Walaupun kasus fenilketonuria (ketidakmampuan tubuh dalam metabolisme fenilalanin) merupakan kasus yang sangat langka di dunia, peraturan mengharuskan pencantuman peringatan tersebut pada setiap produk yang menggunakan aspartam sebagai bahan pemanis. Belum ada data tentang kasus fenilketonuria di Indonesia.
Selain itu, pada label hendaknya juga diperhatikan masalah tanggal kedaluwarsa. Produk yang baik adalah produk yang memiliki waktu kedaluwarsa yang cukup panjang (sebaiknya lebih dari enam bulan).
Faktor lain yang juga harus diperhatikan adalah nama dan alamat perusahaan yang memproduksi produk, dengan tujuan untuk memudahkan klaim jika terjadi sesuatu pada produk tersebut.
Legalitas Produk
Faktor lain yang tidak kalah penting adalah legalitas suatu produk, yaitu dapat dilihat dari nomor pendaftaran pada Departemen Kesehatan atau Badan Pengawas Obat dan Makanan (BPOM). Nomor tersebut berupa nomor MD (untuk makanan dalam negeri) atau ML (untuk makanan luar negeri/impor). Beberapa produk hasil industri kecil biasanya hanya mencantumkan nomor SP (sertifikat penyuluhan) atau IRT (industri rumah tangga).

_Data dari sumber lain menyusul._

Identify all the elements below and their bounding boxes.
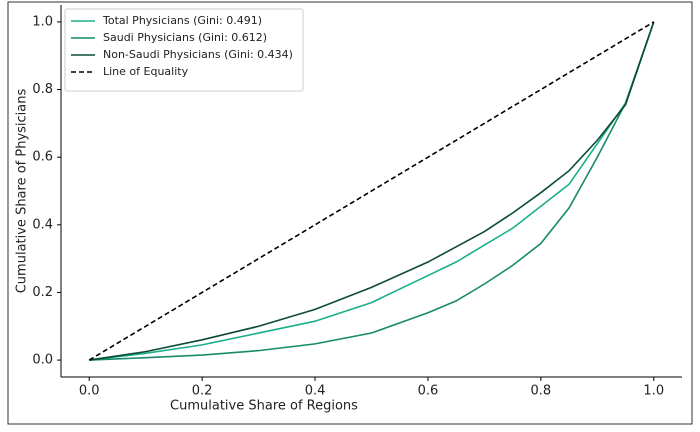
legend-label: Non-Saudi Physicians (Gini: 0.434) — [103, 48, 293, 61]
y-tick-label: 1.0 — [32, 14, 53, 29]
x-tick-label: 0.0 — [79, 384, 100, 399]
x-tick-label: 0.8 — [531, 384, 552, 399]
lorenz-curve — [89, 21, 655, 361]
legend-label: Saudi Physicians (Gini: 0.612) — [103, 31, 267, 44]
legend-box — [64, 8, 304, 92]
y-axis-label: Cumulative Share of Physicians — [15, 89, 30, 294]
lorenz-curve — [89, 21, 655, 361]
y-tick-label: 0.8 — [32, 82, 53, 97]
y-tick-label: 0.6 — [32, 150, 53, 165]
y-tick-label: 0.4 — [32, 217, 53, 232]
y-tick-label: 0.0 — [32, 353, 53, 368]
legend-label: Line of Equality — [103, 65, 189, 78]
equality-line — [88, 21, 655, 361]
x-tick-label: 1.0 — [643, 384, 664, 399]
legend-label: Total Physicians (Gini: 0.491) — [102, 14, 262, 27]
x-axis-label: Cumulative Share of Regions — [170, 399, 358, 414]
y-tick-label: 0.2 — [32, 285, 53, 300]
x-tick-label: 0.4 — [305, 384, 326, 399]
lorenz-curve — [89, 21, 655, 361]
x-tick-label: 0.2 — [192, 384, 213, 399]
frame — [7, 1, 693, 425]
x-tick-label: 0.6 — [418, 384, 439, 399]
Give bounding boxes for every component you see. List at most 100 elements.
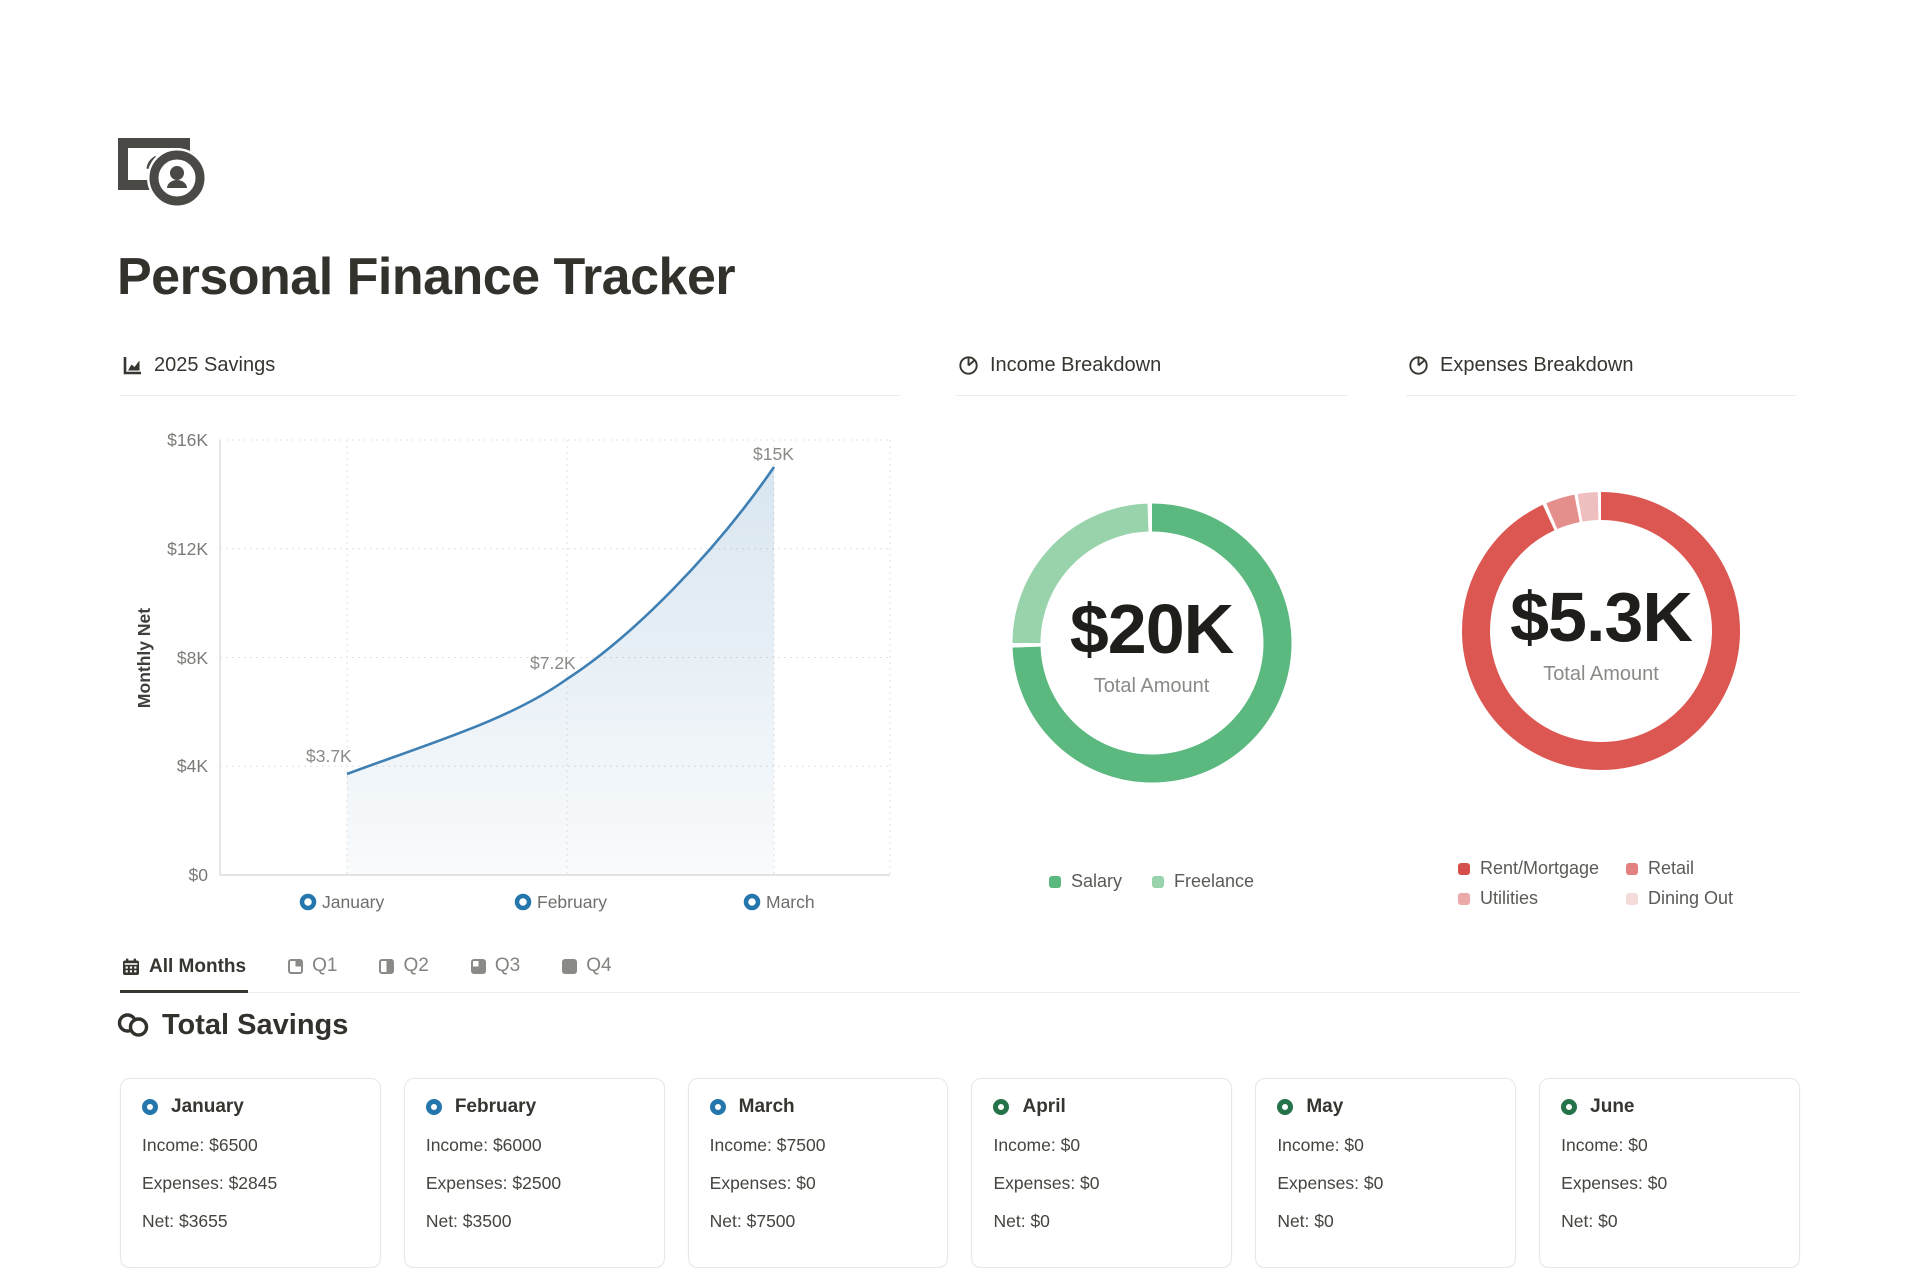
period-tabs: All Months Q1 Q2 Q3 Q4: [120, 951, 1800, 993]
card-net: Net: $3655: [142, 1211, 228, 1231]
expenses-chart-title: Expenses Breakdown: [1440, 354, 1634, 376]
legend-item-rent: Rent/Mortgage: [1458, 858, 1608, 879]
salary-swatch-icon: [1048, 875, 1061, 888]
utilities-legend-label: Utilities: [1480, 888, 1539, 908]
quarter-2-icon: [379, 958, 395, 974]
card-expenses: Expenses: $0: [993, 1173, 1100, 1193]
svg-text:$0: $0: [189, 865, 209, 885]
march-marker-icon: [743, 893, 761, 911]
point-value-labels: $3.7K $7.2K $15K: [306, 444, 794, 766]
card-net: Net: $0: [1277, 1211, 1334, 1231]
expenses-total: $5.3K: [1510, 577, 1693, 656]
tab-q1-label: Q1: [312, 955, 338, 976]
charts-row: 2025 Savings: [120, 352, 1800, 948]
month-card-june[interactable]: June Income: $0 Expenses: $0 Net: $0: [1539, 1078, 1800, 1268]
savings-line-chart: $16K $12K $8K $4K $0 Monthly Net $3.7K $…: [134, 430, 891, 912]
month-dot-icon: [993, 1099, 1010, 1115]
tab-all-months[interactable]: All Months: [120, 952, 249, 993]
tab-q1[interactable]: Q1: [286, 951, 339, 992]
month-dot-icon: [1277, 1099, 1294, 1115]
total-savings-title: Total Savings: [162, 1009, 349, 1041]
svg-text:$7.2K: $7.2K: [530, 653, 576, 673]
dining-legend-label: Dining Out: [1648, 888, 1734, 908]
rent-slice: [1462, 492, 1740, 770]
card-net: Net: $0: [1561, 1211, 1618, 1231]
card-expenses: Expenses: $2500: [425, 1173, 562, 1193]
salary-legend-label: Salary: [1070, 871, 1122, 891]
legend-item-utilities: Utilities: [1458, 888, 1608, 909]
dining-swatch-icon: [1626, 892, 1638, 905]
tab-q3-label: Q3: [494, 955, 521, 976]
legend-item-freelance: Freelance: [1151, 871, 1255, 892]
income-donut-center: $20K Total Amount: [1012, 503, 1292, 783]
freelance-slice: [1012, 503, 1291, 783]
month-card-january[interactable]: January Income: $6500 Expenses: $2845 Ne…: [120, 1078, 381, 1268]
card-month-label: June: [1590, 1096, 1635, 1117]
quarter-1-icon: [288, 958, 304, 974]
coins-icon: [117, 1013, 149, 1037]
card-month-label: February: [454, 1096, 537, 1117]
month-dot-icon: [1561, 1099, 1578, 1115]
card-expenses: Expenses: $2845: [142, 1173, 278, 1193]
svg-text:February: February: [537, 892, 607, 912]
freelance-legend-label: Freelance: [1173, 871, 1255, 891]
y-axis-ticks: $16K $12K $8K $4K $0: [167, 430, 208, 885]
utilities-swatch-icon: [1458, 892, 1470, 905]
savings-line: [346, 466, 776, 776]
month-dot-icon: [709, 1099, 726, 1115]
card-income: Income: $0: [1277, 1135, 1364, 1155]
svg-text:$12K: $12K: [167, 539, 208, 559]
svg-text:$15K: $15K: [753, 444, 794, 464]
month-card-february[interactable]: February Income: $6000 Expenses: $2500 N…: [403, 1078, 665, 1268]
svg-text:$16K: $16K: [167, 430, 208, 450]
salary-slice: [1012, 503, 1291, 783]
expenses-chart-header: Expenses Breakdown: [1406, 352, 1796, 396]
legend-item-salary: Salary: [1048, 871, 1122, 892]
card-month-label: January: [171, 1096, 244, 1117]
savings-area-fill: [347, 467, 774, 875]
svg-text:$4K: $4K: [177, 756, 208, 776]
area-chart-icon: [123, 357, 141, 375]
card-income: Income: $7500: [709, 1135, 826, 1155]
card-expenses: Expenses: $0: [1561, 1173, 1668, 1193]
income-chart-title: Income Breakdown: [990, 354, 1162, 376]
month-cards-row: January Income: $6500 Expenses: $2845 Ne…: [120, 1078, 1800, 1268]
income-donut: $20K Total Amount: [1012, 503, 1292, 783]
svg-text:January: January: [322, 892, 385, 912]
total-savings-heading: Total Savings: [117, 1009, 348, 1042]
legend-item-retail: Retail: [1626, 858, 1796, 879]
card-income: Income: $0: [993, 1135, 1081, 1155]
card-income: Income: $6500: [142, 1135, 258, 1155]
tab-q2[interactable]: Q2: [377, 951, 430, 992]
legend-item-dining: Dining Out: [1626, 888, 1796, 909]
income-legend: Salary Freelance: [956, 871, 1347, 892]
retail-slice: [1462, 492, 1740, 770]
quarter-4-icon: [562, 958, 578, 974]
income-chart-header: Income Breakdown: [956, 352, 1347, 396]
svg-text:March: March: [766, 892, 815, 912]
expenses-chart-section: Expenses Breakdown $5.3K Total Amount Re…: [1406, 352, 1796, 909]
tab-q3[interactable]: Q3: [469, 951, 522, 992]
card-income: Income: $0: [1561, 1135, 1648, 1155]
retail-swatch-icon: [1626, 862, 1638, 875]
retail-legend-label: Retail: [1648, 858, 1695, 878]
month-dot-icon: [142, 1099, 158, 1115]
svg-text:$8K: $8K: [177, 648, 208, 668]
rent-legend-label: Rent/Mortgage: [1480, 858, 1600, 878]
card-expenses: Expenses: $0: [709, 1173, 816, 1193]
expenses-donut: $5.3K Total Amount: [1462, 492, 1740, 770]
month-card-may[interactable]: May Income: $0 Expenses: $0 Net: $0: [1255, 1078, 1517, 1268]
page-title: Personal Finance Tracker: [117, 248, 736, 306]
expenses-total-label: Total Amount: [1543, 662, 1659, 685]
pie-chart-icon: [1409, 356, 1428, 375]
february-marker-icon: [514, 893, 532, 911]
month-dot-icon: [425, 1099, 442, 1115]
pie-chart-icon: [959, 356, 978, 375]
month-card-april[interactable]: April Income: $0 Expenses: $0 Net: $0: [971, 1078, 1233, 1268]
expenses-legend: Rent/Mortgage Retail Utilities Dining Ou…: [1458, 858, 1796, 909]
card-month-label: March: [738, 1096, 795, 1117]
month-card-march[interactable]: March Income: $7500 Expenses: $0 Net: $7…: [687, 1078, 949, 1268]
card-month-label: May: [1306, 1096, 1344, 1117]
tab-all-months-label: All Months: [149, 956, 247, 977]
tab-q4[interactable]: Q4: [560, 951, 613, 992]
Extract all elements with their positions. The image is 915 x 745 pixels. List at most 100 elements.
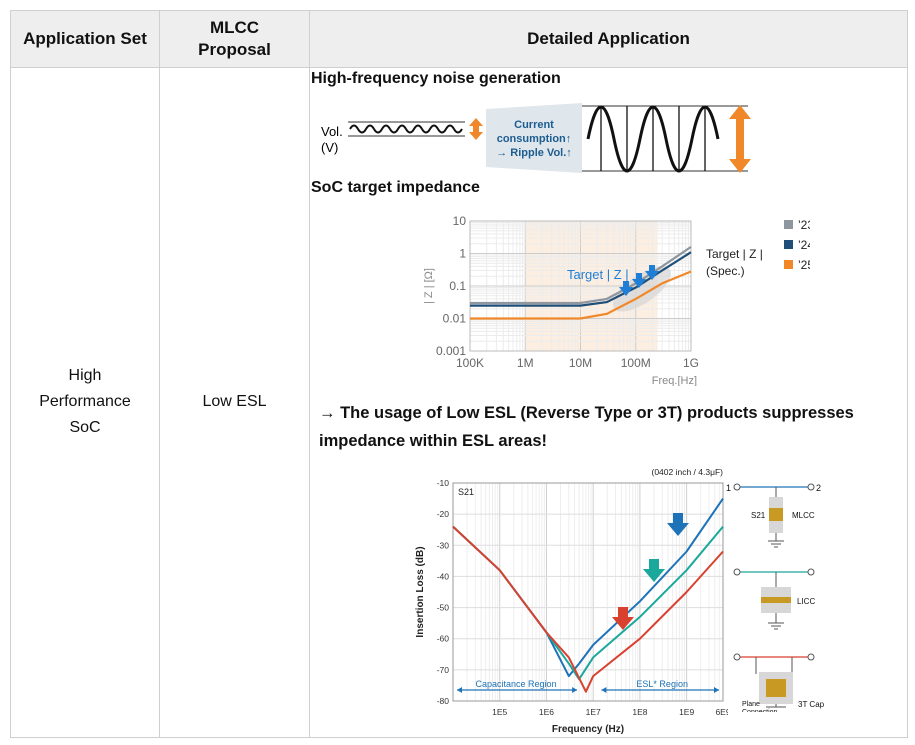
noise-section-title: High-frequency noise generation xyxy=(311,70,561,87)
legend-label: ’24 xyxy=(798,238,810,252)
y-tick-label: 10 xyxy=(453,214,467,228)
x-tick-label: 1E7 xyxy=(586,707,601,717)
y-axis-label: Insertion Loss (dB) xyxy=(415,546,426,637)
s21-label: S21 xyxy=(751,511,766,520)
port-node-icon xyxy=(807,653,815,661)
y-tick-label: -70 xyxy=(437,665,450,675)
down-arrow-icon xyxy=(612,607,634,630)
header-application-set-text: Application Set xyxy=(23,29,147,48)
y-axis-label: | Z | [Ω] xyxy=(423,268,435,304)
ground-icon xyxy=(768,540,784,548)
impedance-series-line xyxy=(470,245,692,305)
target-highlight-blob xyxy=(613,266,671,312)
x-tick-label: 1M xyxy=(517,356,534,370)
table-header-row: Application Set MLCC Proposal Detailed A… xyxy=(11,11,907,68)
esl-note: → The usage of Low ESL (Reverse Type or … xyxy=(319,399,889,455)
header-application-set: Application Set xyxy=(11,11,159,67)
x-tick-label: 1E6 xyxy=(539,707,554,717)
header-detailed-application: Detailed Application xyxy=(310,11,907,67)
port-node-icon xyxy=(807,483,815,491)
impedance-series-line xyxy=(470,251,692,307)
port2-label: 2 xyxy=(816,483,821,493)
target-z-annotation: Target | Z | xyxy=(567,267,629,282)
capacitance-region-label: Capacitance Region xyxy=(476,679,557,689)
mlcc-electrode-icon xyxy=(769,508,783,521)
vol-unit-label: (V) xyxy=(321,140,338,155)
transition-arrow-shape xyxy=(486,103,582,173)
down-arrow-icon xyxy=(632,273,646,288)
licc-electrode-icon xyxy=(761,597,791,603)
small-amplitude-arrow-icon xyxy=(469,118,483,140)
insertion-loss-chart: Capacitance Region ESL* Region S21 (0402 in… xyxy=(415,467,728,735)
down-arrow-icon xyxy=(645,265,659,280)
target-spec-label: Target | Z | xyxy=(706,247,763,261)
x-tick-label: 1E8 xyxy=(632,707,647,717)
cap3t-label: 3T Cap xyxy=(798,700,825,709)
capacitor-schematic: 1 2 S21 MLCC LICC 3T Cap PlaneConnection xyxy=(726,483,825,712)
application-line: SoC xyxy=(69,419,101,436)
chart-title: (0402 inch / 4.3μF) xyxy=(651,467,723,477)
x-tick-label: 100M xyxy=(621,356,651,370)
cell-mlcc-proposal: Low ESL xyxy=(160,67,309,737)
plot-frame xyxy=(469,220,692,352)
ground-icon xyxy=(768,622,784,630)
noise-diagram: Vol. (V) Current consumption↑ → Ripple V… xyxy=(321,103,751,173)
down-arrow-icon xyxy=(643,559,665,582)
impedance-section-title: SoC target impedance xyxy=(311,179,480,196)
port-node-icon xyxy=(807,568,815,576)
x-axis-label: Frequency (Hz) xyxy=(552,724,624,735)
cell-application-set: High Performance SoC xyxy=(11,67,159,737)
y-tick-label: 0.1 xyxy=(449,279,466,293)
y-tick-label: -60 xyxy=(437,634,450,644)
cap3t-electrode-icon xyxy=(766,679,786,697)
plane-connection-label: Connection xyxy=(742,709,778,712)
target-spec-sub-label: (Spec.) xyxy=(706,264,745,278)
small-ripple-wave xyxy=(349,124,463,134)
y-tick-label: -40 xyxy=(437,571,450,581)
esl-note-line1: → The usage of Low ESL (Reverse Type or … xyxy=(319,404,854,422)
header-proposal-line: Proposal xyxy=(198,40,271,59)
application-table: Application Set MLCC Proposal Detailed A… xyxy=(10,10,908,738)
arrow-text-line1: Current xyxy=(514,119,554,131)
y-tick-label: 0.01 xyxy=(443,312,467,326)
y-tick-label: -50 xyxy=(437,603,450,613)
arrow-text-line2: consumption↑ xyxy=(497,133,572,145)
esl-region-label: ESL* Region xyxy=(636,679,688,689)
header-mlcc-line: MLCC xyxy=(209,18,260,37)
y-tick-label: -30 xyxy=(437,540,450,550)
x-tick-label: 10M xyxy=(569,356,592,370)
x-tick-label: 100K xyxy=(456,356,484,370)
application-line: High xyxy=(68,367,102,384)
mlcc-label: MLCC xyxy=(792,511,815,520)
legend-label: ’25 xyxy=(798,258,810,272)
proposal-text: Low ESL xyxy=(202,393,267,410)
y-tick-label: -10 xyxy=(437,478,450,488)
down-arrow-icon xyxy=(667,513,689,536)
column-divider xyxy=(309,11,310,737)
port1-label: 1 xyxy=(726,483,731,493)
licc-label: LICC xyxy=(797,597,815,606)
port-node-icon xyxy=(733,653,741,661)
y-tick-label: 0.001 xyxy=(436,344,466,358)
port-node-icon xyxy=(733,483,741,491)
x-tick-label: 1G xyxy=(683,356,699,370)
column-divider xyxy=(159,11,160,737)
legend-label: ’23 xyxy=(798,218,810,232)
impedance-series-line xyxy=(470,270,692,320)
y-tick-label: 1 xyxy=(459,247,466,261)
x-axis-label: Freq.[Hz] xyxy=(652,375,697,386)
insertion-series-line xyxy=(452,525,724,693)
large-ripple-wave xyxy=(586,105,720,173)
y-tick-label: -20 xyxy=(437,509,450,519)
port-node-icon xyxy=(733,568,741,576)
esl-note-line2: impedance within ESL areas! xyxy=(319,432,548,450)
chart-inner-label: S21 xyxy=(458,487,474,497)
down-arrow-icon xyxy=(619,281,633,296)
plot-frame xyxy=(452,482,724,702)
large-wave-tick-marks xyxy=(600,106,706,171)
x-tick-label: 6E9 xyxy=(715,707,728,717)
application-line: Performance xyxy=(39,393,131,410)
x-tick-label: 1E9 xyxy=(679,707,694,717)
legend-swatch xyxy=(784,220,793,229)
arrow-text-line3: → Ripple Vol.↑ xyxy=(496,147,572,159)
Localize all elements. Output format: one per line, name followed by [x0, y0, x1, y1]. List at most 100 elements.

Selama ini banyak konsumen yang tidak menyadari keberadaan beberapa produk yang belum terdaftar dan tidak memiliki identitas perusahaan yang jelas. Produk semacam itu jangan dibeli karena bisa merugikan kesehatan, terutama akibat belum diujinya keamanan produk tersebut oleh pihak yang berwenang.
Label gizi merupakan faktor lain yang perlu diperhatikan dan sebaiknya dicantumkan oleh produsen. Dari label gizi, konsumen dapat mengetahui berapa jumlah zat gizi yang telah diasup ketika mengonsumsi suatu produk.
Di Indonesia, label gizi jarang mendapat perhatian secara khusus. Meskipun sudah memiliki aturan yang jelas, masih banyak produk yang belum mencantumkan komposisi nilai gizinya. Padahal, dari label gizi inilah suatu produk dapat dinilai kualitasnya.